According to a statement from the parties, the vehicle is enabling “many insurance companies operating outside Africa to participate in the financing of development in Africa for the first time”. While ATI is the direct insurer on the portfolio, a number of Lloyd’s and private reinsurers are taking part in the transaction and will share the risk on African financial institutions.

The deal will release US$500mn of capital for new lending, which is good news for a continent facing a reported US$120bn trade finance gap. Meanwhile, the parties also believe the transaction will have “an important demonstration effect” that will encourage similar institutions to invest more in Africa in the future, strengthening the development of the continent’s credit insurance markets.

Commenting on the deal, Akinwumi Adesina, president of AfDB group, says it creates “new pathways for collaboration between private insurers and the bank in the development of the African continent”.

“The experience and comfort gained in transferring risks between the AfDB, ATI and the Lloyd’s reinsurers are expected over time to lead to the lengthening of insurance terms and lower insurance and financing costs, leading to more trade and investment in, and among, the private sector and the African region,” the statement explains.

The agreement is the second balance sheet optimisation transaction undertaken by the AfDB under its “Room to run” programme, a scheme it has set up to release capital for impact lending.

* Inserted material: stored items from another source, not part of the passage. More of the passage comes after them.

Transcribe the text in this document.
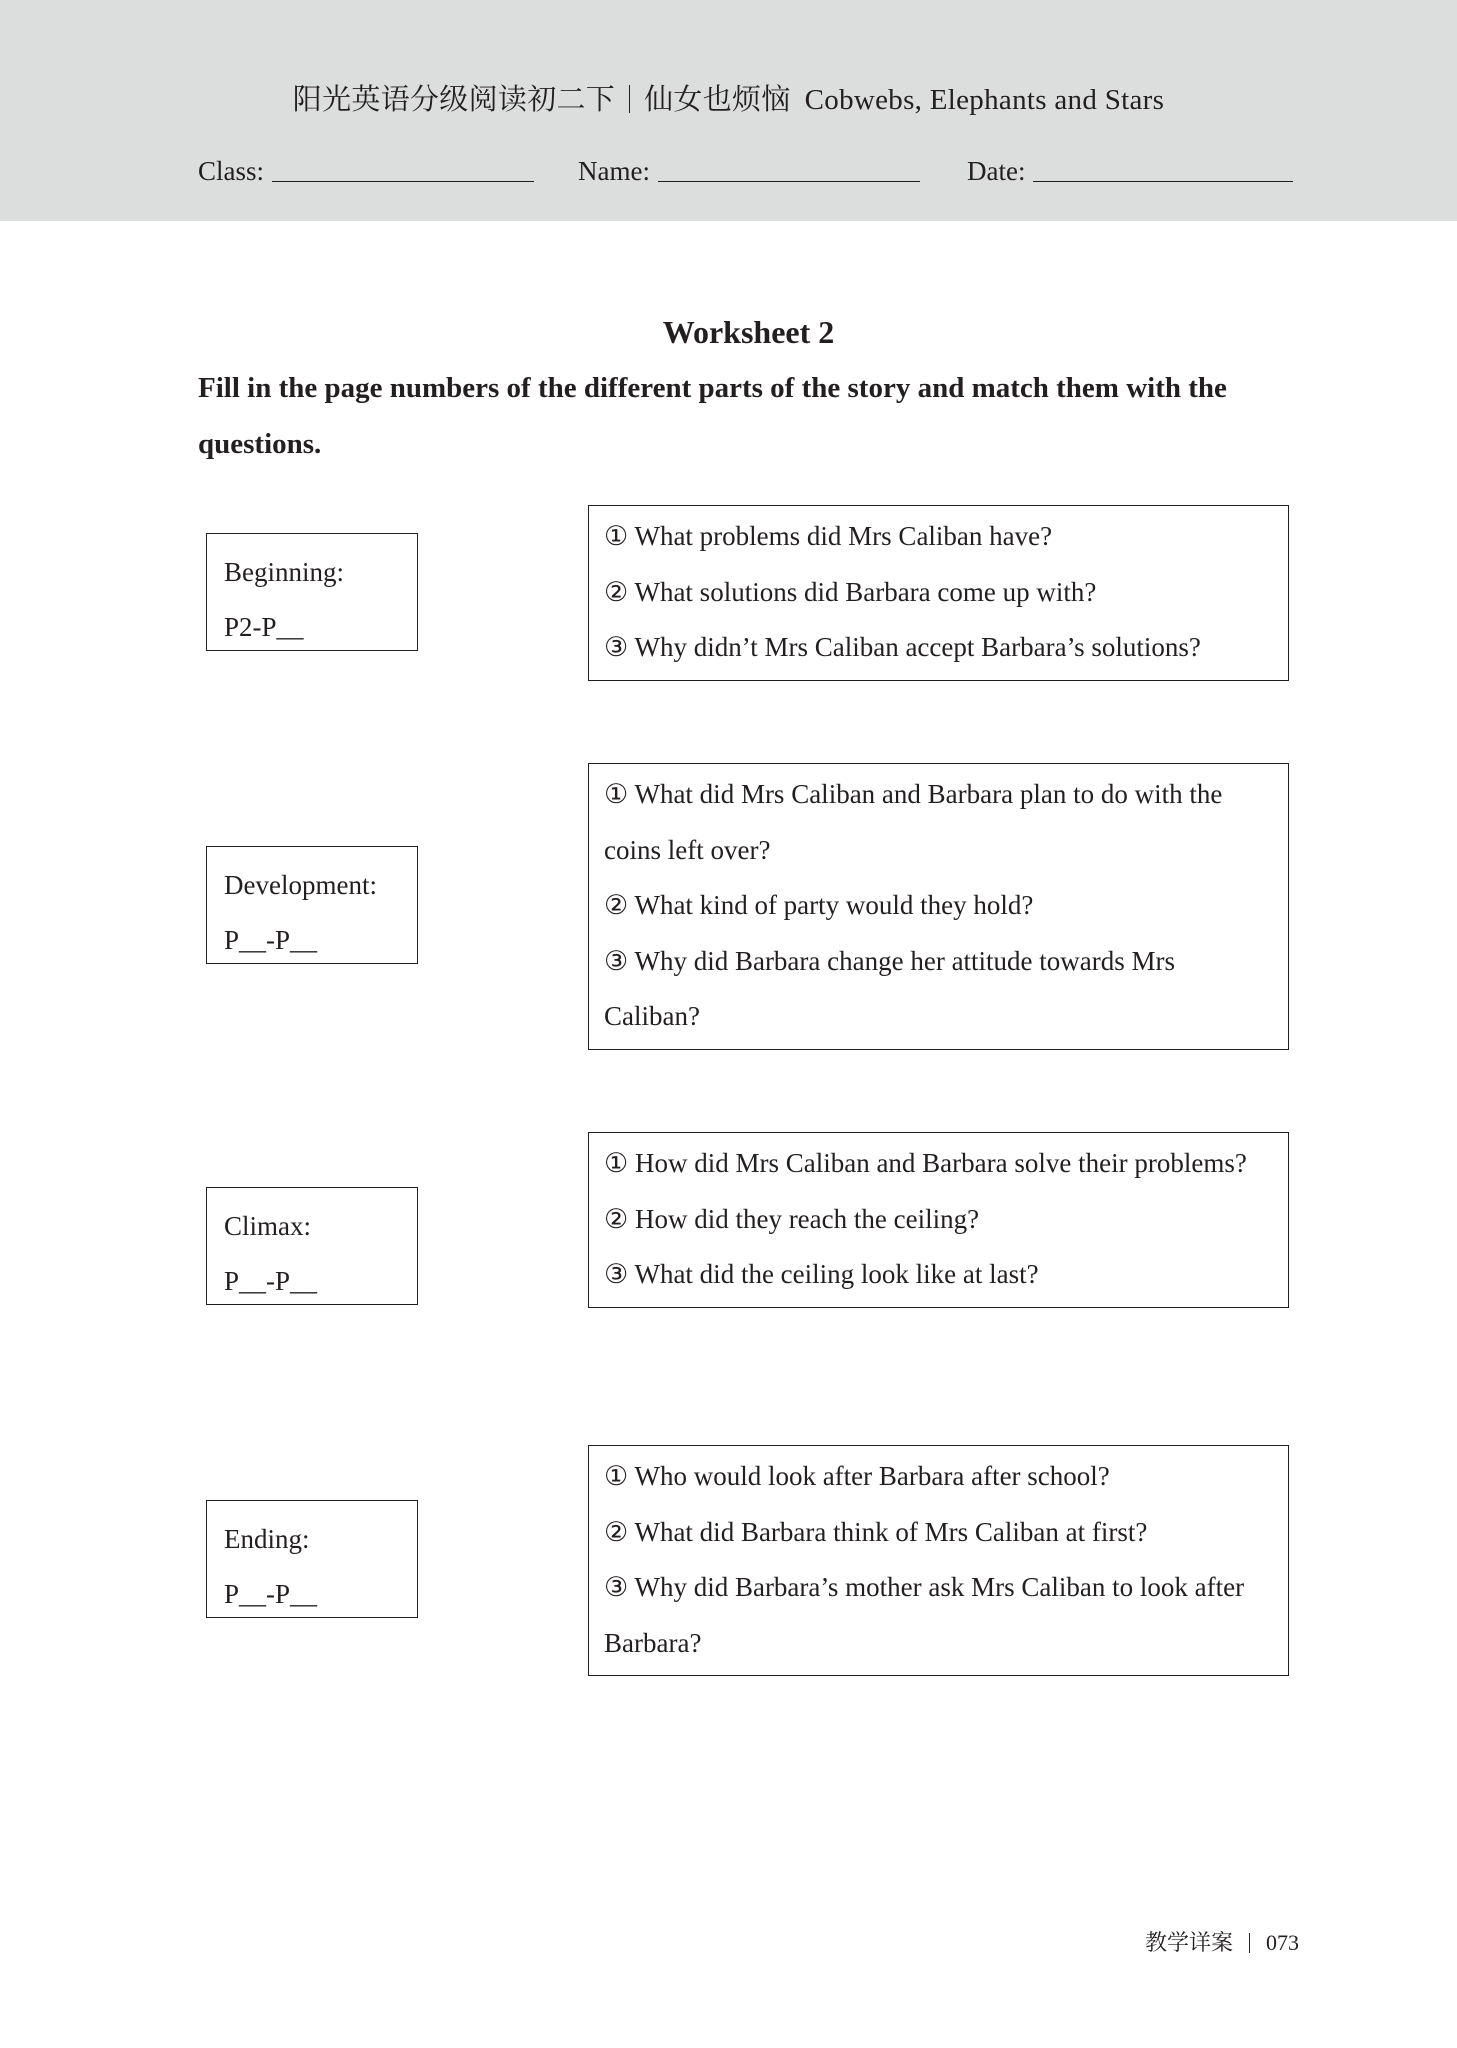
阳光英语分级阅读初二下 仙女也烦恼 Cobwebs, Elephants and Stars
Class:	Name:	Date:
Worksheet 2
Fill in the page numbers of the different parts of the story and match them with the questions.
Beginning:
P2-P__
Development:
P__-P__
Climax:
P__-P__
Ending:
P__-P__
① What problems did Mrs Caliban have?
② What solutions did Barbara come up with?
③ Why didn’t Mrs Caliban accept Barbara’s solutions?
① What did Mrs Caliban and Barbara plan to do with the coins left over?
② What kind of party would they hold?
③ Why did Barbara change her attitude towards Mrs Caliban?
① How did Mrs Caliban and Barbara solve their problems?
② How did they reach the ceiling?
③ What did the ceiling look like at last?
① Who would look after Barbara after school?
② What did Barbara think of Mrs Caliban at first?
③ Why did Barbara’s mother ask Mrs Caliban to look after Barbara?
教学详案 073
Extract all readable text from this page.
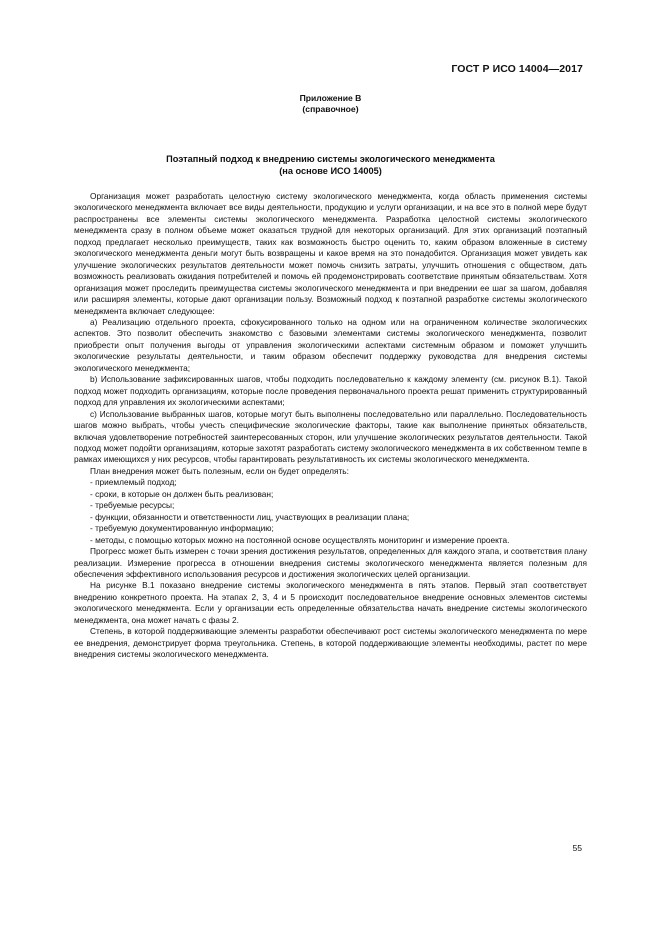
ГОСТ Р ИСО 14004—2017
Приложение В
(справочное)
Поэтапный подход к внедрению системы экологического менеджмента
(на основе ИСО 14005)

Организация может разработать целостную систему экологического менеджмента, когда область применения системы экологического менеджмента включает все виды деятельности, продукцию и услуги организации, и на все это в полной мере будут распространены все элементы системы экологического менеджмента. Разработка целостной системы экологического менеджмента сразу в полном объеме может оказаться трудной для некоторых организаций. Для этих организаций поэтапный подход предлагает несколько преимуществ, таких как возможность быстро оценить то, каким образом вложенные в систему экологического менеджмента деньги могут быть возвращены и какое время на это понадобится. Организация может увидеть как улучшение экологических результатов деятельности может помочь снизить затраты, улучшить отношения с обществом, дать возможность реализовать ожидания потребителей и помочь ей продемонстрировать соответствие принятым обязательствам. Хотя организация может проследить преимущества системы экологического менеджмента и при внедрении ее шаг за шагом, добавляя или расширяя элементы, которые дают организации пользу. Возможный подход к поэтапной разработке системы экологического менеджмента включает следующее:

a) Реализацию отдельного проекта, сфокусированного только на одном или на ограниченном количестве экологических аспектов. Это позволит обеспечить знакомство с базовыми элементами системы экологического менеджмента, позволит приобрести опыт получения выгоды от управления экологическими аспектами системным образом и поможет улучшить экологические результаты деятельности, и таким образом обеспечит поддержку руководства для внедрения системы экологического менеджмента;

b) Использование зафиксированных шагов, чтобы подходить последовательно к каждому элементу (см. рисунок В.1). Такой подход может подходить организациям, которые после проведения первоначального проекта решат применить структурированный подход для управления их экологическими аспектами;

c) Использование выбранных шагов, которые могут быть выполнены последовательно или параллельно. Последовательность шагов можно выбрать, чтобы учесть специфические экологические факторы, такие как выполнение принятых обязательств, включая удовлетворение потребностей заинтересованных сторон, или улучшение экологических результатов деятельности. Такой подход может подойти организациям, которые захотят разработать систему экологического менеджмента в их собственном темпе в рамках имеющихся у них ресурсов, чтобы гарантировать результативность их системы экологического менеджмента.

План внедрения может быть полезным, если он будет определять:

- приемлемый подход;
- сроки, в которые он должен быть реализован;
- требуемые ресурсы;
- функции, обязанности и ответственности лиц, участвующих в реализации плана;
- требуемую документированную информацию;
- методы, с помощью которых можно на постоянной основе осуществлять мониторинг и измерение проекта.

Прогресс может быть измерен с точки зрения достижения результатов, определенных для каждого этапа, и соответствия плану реализации. Измерение прогресса в отношении внедрения системы экологического менеджмента является полезным для обеспечения эффективного использования ресурсов и достижения экологических целей организации.

На рисунке В.1 показано внедрение системы экологического менеджмента в пять этапов. Первый этап соответствует внедрению конкретного проекта. На этапах 2, 3, 4 и 5 происходит последовательное внедрение основных элементов системы экологического менеджмента. Если у организации есть определенные обязательства начать внедрение системы экологического менеджмента, она может начать с фазы 2.

Степень, в которой поддерживающие элементы разработки обеспечивают рост системы экологического менеджмента по мере ее внедрения, демонстрирует форма треугольника. Степень, в которой поддерживающие элементы необходимы, растет по мере внедрения системы экологического менеджмента.

55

The previous transaction involved the signing of a US$1bn synthetic securitisation in September, the first of its kind between a multilateral development bank and private sector investors.

Credit insurance, a highly specialised market with a currently low penetration in Africa, is one of the instruments being explored as part of the programme, with the new deal being one way in which the bank is encouraging credit insurers to play a more active role on the continent.

“With ATI’s insurance guarantees leveraging the balance sheet of AfDB and crowding-in new investments, this innovation provides a timely solution to the scarcity of trade finance that could create enormous impact across the continent,” says George Otieno, CEO of ATI, adding that the new vehicle can easily be replicated.

Insurance broker RFIB helped put together the new instrument. The “leading UK reinsurers” taking part in the deal have not been named.